Figure 15.16 A bit-reversed counter.
Exercise 181. Provide the code for the PrioritySkipList class’s add() and remove() methods.
Exercise 182. The PrioritySkipList class used in this chapter is based on the LockFreeSkipList class. Write another PrioritySkipList class based on the LazySkipList class.
Exercise 183. Describe a scenario in the SkipQueue implementation in which contention would arise from multiple concurrent removeMin() method calls.
Exercise 184. The SkipQueue class is quiescently consistent but not linearizable. Here is one way to make this class linearizable by adding a simple time-stamping mechanism.
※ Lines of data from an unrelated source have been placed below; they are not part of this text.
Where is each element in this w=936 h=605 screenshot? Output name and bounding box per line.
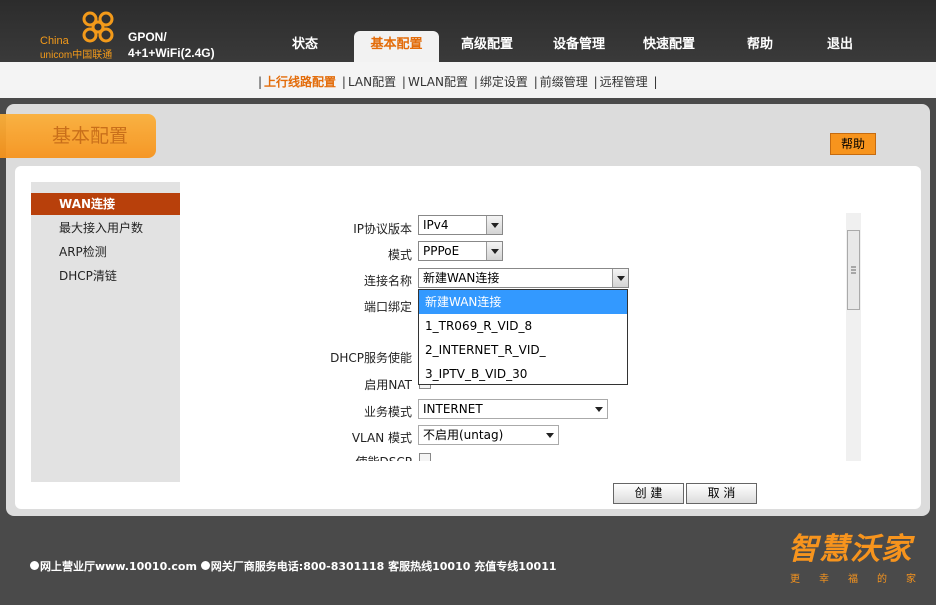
subnav-separator: | <box>341 75 346 89</box>
mode-label: 模式 <box>387 248 412 262</box>
connection-name-label: 连接名称 <box>363 274 412 288</box>
nav-help[interactable]: 帮助 <box>740 31 780 62</box>
dropdown-option[interactable]: 1_TR069_R_VID_8 <box>419 314 627 338</box>
dropdown-option[interactable]: 2_INTERNET_R_VID_ <box>419 338 627 362</box>
connection-name-select[interactable]: 新建WAN连接 <box>418 268 629 288</box>
enable-dscp-checkbox[interactable] <box>419 453 431 461</box>
nav-basic-config[interactable]: 基本配置 <box>354 31 439 62</box>
nav-device-management[interactable]: 设备管理 <box>544 31 614 62</box>
subnav-separator: | <box>401 75 406 89</box>
bullet-icon <box>30 561 39 570</box>
unicom-logo: China unicom中国联通 <box>38 8 122 61</box>
port-binding-label: 端口绑定 <box>363 300 412 314</box>
service-mode-value: INTERNET <box>423 402 483 416</box>
unicom-knot-icon <box>82 11 114 43</box>
dropdown-option[interactable]: 3_IPTV_B_VID_30 <box>419 362 627 386</box>
footer-info: 网上营业厅www.10010.com 网关厂商服务电话:800-8301118 … <box>30 558 557 574</box>
enable-dscp-label: 使能DSCP <box>292 453 412 461</box>
subnav-prefix-management[interactable]: 前缀管理 <box>540 75 588 89</box>
chevron-down-icon[interactable] <box>486 216 502 234</box>
nav-status[interactable]: 状态 <box>280 31 330 62</box>
dhcp-server-label: DHCP服务使能 <box>330 351 412 365</box>
nav-quick-config[interactable]: 快速配置 <box>634 31 704 62</box>
brand-logo: 智慧沃家 更幸福的家 <box>786 524 924 590</box>
logo-unicom-text: unicom中国联通 <box>40 50 113 61</box>
menu-wan-connection[interactable]: WAN连接 <box>31 193 180 215</box>
product-line1: GPON/ <box>128 30 167 44</box>
vlan-mode-label: VLAN 模式 <box>351 431 412 445</box>
connection-name-value: 新建WAN连接 <box>423 271 500 285</box>
mode-value: PPPoE <box>423 244 460 258</box>
subnav-remote-management[interactable]: 远程管理 <box>600 75 648 89</box>
nav-logout[interactable]: 退出 <box>820 31 860 62</box>
ip-version-label: IP协议版本 <box>353 222 412 236</box>
subnav-separator: | <box>593 75 598 89</box>
left-menu: WAN连接 最大接入用户数 ARP检测 DHCP清链 <box>31 182 180 482</box>
vlan-mode-value: 不启用(untag) <box>423 428 504 442</box>
scroll-thumb[interactable] <box>847 230 860 310</box>
subnav-separator: | <box>473 75 478 89</box>
help-button[interactable]: 帮助 <box>830 133 876 155</box>
connection-name-dropdown: 新建WAN连接 1_TR069_R_VID_8 2_INTERNET_R_VID… <box>418 289 628 385</box>
subnav-lan-config[interactable]: LAN配置 <box>348 75 396 89</box>
ip-version-select[interactable]: IPv4 <box>418 215 503 235</box>
cancel-button[interactable]: 取 消 <box>686 483 757 504</box>
subnav-binding-settings[interactable]: 绑定设置 <box>480 75 528 89</box>
service-mode-select[interactable]: INTERNET <box>418 399 608 419</box>
nav-advanced-config[interactable]: 高级配置 <box>452 31 522 62</box>
sub-nav: | 上行线路配置 | LAN配置 | WLAN配置 | 绑定设置 | 前缀管理 | 远程管理… <box>0 62 936 98</box>
ip-version-value: IPv4 <box>423 218 449 232</box>
create-button[interactable]: 创 建 <box>613 483 684 504</box>
subnav-uplink-config[interactable]: 上行线路配置 <box>264 75 336 89</box>
grip-icon <box>851 266 856 274</box>
vertical-scrollbar[interactable] <box>846 213 861 461</box>
footer-hotlines: 网关厂商服务电话:800-8301118 客服热线10010 充值专线10011 <box>210 560 557 573</box>
brand-name: 智慧沃家 <box>788 532 912 567</box>
service-mode-label: 业务模式 <box>363 405 412 419</box>
top-header: China unicom中国联通 GPON/ 4+1+WiFi(2.4G) 状态… <box>0 0 936 62</box>
menu-dhcp-clear[interactable]: DHCP清链 <box>31 265 180 287</box>
dropdown-option[interactable]: 新建WAN连接 <box>419 290 627 314</box>
subnav-separator: | <box>653 75 658 89</box>
vlan-mode-select[interactable]: 不启用(untag) <box>418 425 559 445</box>
subnav-wlan-config[interactable]: WLAN配置 <box>408 75 468 89</box>
mode-select[interactable]: PPPoE <box>418 241 503 261</box>
chevron-down-icon[interactable] <box>612 269 628 287</box>
dscp-row-clip: 使能DSCP <box>292 452 432 461</box>
menu-max-users[interactable]: 最大接入用户数 <box>31 217 180 239</box>
subnav-separator: | <box>258 75 263 89</box>
menu-arp-detection[interactable]: ARP检测 <box>31 241 180 263</box>
product-line2: 4+1+WiFi(2.4G) <box>128 46 215 60</box>
subnav-separator: | <box>533 75 538 89</box>
brand-slogan: 更幸福的家 <box>790 574 935 585</box>
bullet-icon <box>200 561 210 570</box>
footer-website: 网上营业厅www.10010.com <box>40 560 197 573</box>
chevron-down-icon[interactable] <box>486 242 502 260</box>
section-title: 基本配置 <box>0 114 156 158</box>
product-name: GPON/ 4+1+WiFi(2.4G) <box>128 29 215 61</box>
enable-nat-label: 启用NAT <box>364 378 412 392</box>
After a node is completely inserted into the SkipQueue, it acquires a timestamp. A thread performing a removeMin() notes the time at which it starts its traversal of the lower level of the SkipQueue, and only considers nodes whose timestamp is earlier than the time at which it started its traversal, effectively ignoring nodes inserted during its traversal. Implement this class and justify why it works.